Uncertainty Quantification in Machine Learning for Joint Speaker Diarization and Identification
Simon W. McKnight, Aidan O. T. Hogg, Vincent W. Neo, Patrick A. Naylor
TL;DR
The paper tackles joint speaker diarization and identification (JSID) by leveraging two feature families: modulation spectrum features $\mathbf{\Phi}$ and MFCCs $\mathbf{\Psi}$. A CNN is applied to $\mathbf{\Phi}$ and an LSTM to $\mathbf{\Psi}$, with their outputs fused for final classification, and two uncertainty-aware modeling approaches (aleatoric and epistemic) are explored via probabilistic layers and Monte Carlo dropout. Through two experiments, it demonstrates that fusion of $\mathbf{\Phi}$ and $\mathbf{\Psi}$ substantially improves diarization error rates compared with using either feature alone, and that total uncertainty quantification—especially when combined with Kalman-filter smoothing and model ensembles—can further boost performance, notably in challenging overlapping speech scenarios. The study also provides frame-level entropy diagnostics that reveal when predictions are uncertain, offering a path toward more reliable and interpretable JSID systems with potential online deployment benefits. Overall, the work highlights the complementary information in modulation-spectrum and MFCC features and shows how uncertainty-aware fusion and resegmentation strategies can yield practical gains for speakers’ diarization and identification tasks.
Abstract
This paper studies modulation spectrum features ($Φ$) and mel-frequency cepstral coefficients ($Ψ$) in joint speaker diarization and identification (JSID).
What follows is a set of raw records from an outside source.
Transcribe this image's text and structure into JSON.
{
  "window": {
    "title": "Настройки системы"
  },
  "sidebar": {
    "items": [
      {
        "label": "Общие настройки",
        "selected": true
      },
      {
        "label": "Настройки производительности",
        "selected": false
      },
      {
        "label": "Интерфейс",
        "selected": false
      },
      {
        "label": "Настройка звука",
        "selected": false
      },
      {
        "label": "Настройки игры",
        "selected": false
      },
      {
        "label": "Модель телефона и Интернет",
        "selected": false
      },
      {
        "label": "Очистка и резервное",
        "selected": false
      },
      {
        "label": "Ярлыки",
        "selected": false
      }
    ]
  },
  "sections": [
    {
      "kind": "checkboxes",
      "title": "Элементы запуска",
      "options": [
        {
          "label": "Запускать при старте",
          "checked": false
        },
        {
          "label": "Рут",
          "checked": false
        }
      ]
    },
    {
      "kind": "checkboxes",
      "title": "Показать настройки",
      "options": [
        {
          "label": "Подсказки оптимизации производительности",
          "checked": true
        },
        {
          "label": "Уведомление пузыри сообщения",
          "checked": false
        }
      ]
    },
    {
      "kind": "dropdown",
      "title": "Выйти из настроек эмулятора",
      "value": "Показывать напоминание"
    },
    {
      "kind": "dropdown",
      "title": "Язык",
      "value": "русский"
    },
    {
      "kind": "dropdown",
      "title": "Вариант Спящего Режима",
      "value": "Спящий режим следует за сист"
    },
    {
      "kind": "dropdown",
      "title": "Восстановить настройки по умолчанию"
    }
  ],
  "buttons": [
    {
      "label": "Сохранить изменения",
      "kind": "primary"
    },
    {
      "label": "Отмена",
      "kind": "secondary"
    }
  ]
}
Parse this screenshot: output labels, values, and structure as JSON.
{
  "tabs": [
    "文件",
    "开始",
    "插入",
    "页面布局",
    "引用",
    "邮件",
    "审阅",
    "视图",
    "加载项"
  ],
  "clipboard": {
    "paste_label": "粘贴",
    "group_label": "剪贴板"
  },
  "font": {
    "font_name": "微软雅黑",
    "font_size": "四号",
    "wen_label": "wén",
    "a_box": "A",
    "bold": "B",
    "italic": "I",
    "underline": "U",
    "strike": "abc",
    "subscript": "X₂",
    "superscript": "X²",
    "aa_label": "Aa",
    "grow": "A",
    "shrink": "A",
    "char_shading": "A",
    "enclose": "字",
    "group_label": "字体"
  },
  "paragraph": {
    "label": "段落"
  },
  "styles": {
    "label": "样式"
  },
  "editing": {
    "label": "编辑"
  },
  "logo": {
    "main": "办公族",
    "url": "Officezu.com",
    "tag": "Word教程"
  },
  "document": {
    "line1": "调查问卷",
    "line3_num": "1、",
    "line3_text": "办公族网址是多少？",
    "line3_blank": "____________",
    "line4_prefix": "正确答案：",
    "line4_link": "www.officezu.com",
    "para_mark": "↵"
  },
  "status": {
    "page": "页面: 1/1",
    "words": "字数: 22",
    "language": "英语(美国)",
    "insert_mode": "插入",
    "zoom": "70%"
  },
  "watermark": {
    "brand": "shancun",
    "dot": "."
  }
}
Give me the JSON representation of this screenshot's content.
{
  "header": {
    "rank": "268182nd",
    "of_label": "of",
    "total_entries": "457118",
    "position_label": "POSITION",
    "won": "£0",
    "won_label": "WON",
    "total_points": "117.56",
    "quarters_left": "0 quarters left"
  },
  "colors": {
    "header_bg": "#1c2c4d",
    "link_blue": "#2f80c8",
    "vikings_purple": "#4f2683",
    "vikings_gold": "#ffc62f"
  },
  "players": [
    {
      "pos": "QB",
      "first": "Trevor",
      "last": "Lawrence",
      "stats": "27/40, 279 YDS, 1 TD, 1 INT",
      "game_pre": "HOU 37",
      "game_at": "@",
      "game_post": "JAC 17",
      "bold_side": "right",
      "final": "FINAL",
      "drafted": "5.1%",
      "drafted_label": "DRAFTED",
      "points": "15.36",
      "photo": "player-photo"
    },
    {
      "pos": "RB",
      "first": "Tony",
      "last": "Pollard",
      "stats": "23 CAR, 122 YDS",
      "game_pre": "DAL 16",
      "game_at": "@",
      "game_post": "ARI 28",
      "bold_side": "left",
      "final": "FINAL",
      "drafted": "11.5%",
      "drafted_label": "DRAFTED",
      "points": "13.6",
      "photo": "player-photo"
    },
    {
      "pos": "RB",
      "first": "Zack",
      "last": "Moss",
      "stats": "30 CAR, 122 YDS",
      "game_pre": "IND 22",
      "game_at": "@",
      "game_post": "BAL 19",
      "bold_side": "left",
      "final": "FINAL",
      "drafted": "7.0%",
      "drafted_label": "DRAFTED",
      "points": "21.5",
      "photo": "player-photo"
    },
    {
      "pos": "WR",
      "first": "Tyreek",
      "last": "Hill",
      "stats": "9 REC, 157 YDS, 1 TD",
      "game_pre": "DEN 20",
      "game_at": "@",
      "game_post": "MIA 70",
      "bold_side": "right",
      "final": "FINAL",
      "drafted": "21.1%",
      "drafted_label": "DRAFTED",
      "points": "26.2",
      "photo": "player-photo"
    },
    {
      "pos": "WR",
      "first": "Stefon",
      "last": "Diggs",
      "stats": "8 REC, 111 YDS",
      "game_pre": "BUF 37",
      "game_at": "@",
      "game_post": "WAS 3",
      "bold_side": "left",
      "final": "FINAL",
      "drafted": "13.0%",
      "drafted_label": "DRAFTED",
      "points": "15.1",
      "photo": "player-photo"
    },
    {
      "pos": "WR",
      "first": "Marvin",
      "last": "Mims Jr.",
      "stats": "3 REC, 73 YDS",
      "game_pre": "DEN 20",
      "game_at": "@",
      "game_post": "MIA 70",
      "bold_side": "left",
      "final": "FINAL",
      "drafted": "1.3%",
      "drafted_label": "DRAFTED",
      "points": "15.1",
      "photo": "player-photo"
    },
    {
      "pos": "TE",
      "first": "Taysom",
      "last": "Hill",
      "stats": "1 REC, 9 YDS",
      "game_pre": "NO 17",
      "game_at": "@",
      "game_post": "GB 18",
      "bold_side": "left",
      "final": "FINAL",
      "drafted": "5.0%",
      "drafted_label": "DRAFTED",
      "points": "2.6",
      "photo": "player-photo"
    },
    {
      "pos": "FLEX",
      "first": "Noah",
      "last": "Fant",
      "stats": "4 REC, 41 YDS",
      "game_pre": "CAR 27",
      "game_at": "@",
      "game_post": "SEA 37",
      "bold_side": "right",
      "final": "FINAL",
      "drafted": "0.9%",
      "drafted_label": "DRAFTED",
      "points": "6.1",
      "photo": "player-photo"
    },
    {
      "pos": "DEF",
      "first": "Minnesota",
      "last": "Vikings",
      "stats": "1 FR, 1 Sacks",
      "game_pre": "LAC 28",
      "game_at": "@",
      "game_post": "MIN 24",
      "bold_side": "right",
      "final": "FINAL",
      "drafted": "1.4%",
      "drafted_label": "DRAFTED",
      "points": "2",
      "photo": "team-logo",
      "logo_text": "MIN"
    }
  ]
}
JSID is important as speaker diarization on its own to distinguish speakers is insufficient for many applications, it is often necessary to identify speakers as well. Machine learning models are set up using convolutional neural networks (CNNs) on $Φ$ and recurrent neural networks $\unicode{x2013}$ long short-term memory (LSTMs) on $Ψ$, then concatenating into fully connected layers. Experiment 1 shows models on both $Φ$ and $Ψ$ have better diarization error rates (DERs) than models on either alone; a CNN on $Φ$ has DER 29.09\%, compared to 27.78\% for a LSTM on $Ψ$ and 19.44\% for a model on both. Experiment 1 also investigates aleatoric uncertainties and shows the model on both $Φ$ and $Ψ$ has mean entropy 0.927~bits (out of 4~bits) for correct predictions compared to 1.896~bits for incorrect predictions which, along with entropy histogram shapes, shows the model helpfully indicates where it is uncertain. Experiment 2 investigates epistemic uncertainties as well as aleatoric using Monte Carlo dropout (MCD). It compares models on both $Φ$ and $Ψ$ with models trained on x-vectors ($X$), before applying Kalman filter smoothing on epistemic uncertainties for resegmentation and model ensembles. While the two models on $X$ (DERs 10.23\% and 9.74\%) outperform those on $Φ$ and $Ψ$ (DER 17.85\%) after their individual Kalman filter smoothing, combining them using a Kalman filter smoothing method improves the DER to 9.29\%. Aleatoric uncertainties are higher for incorrect predictions. Both Experiments show models on $Φ$ do not distinguish overlapping speakers as well as anticipated. However, Experiment 2 shows model ensembles do better with overlapping speakers than individual models do.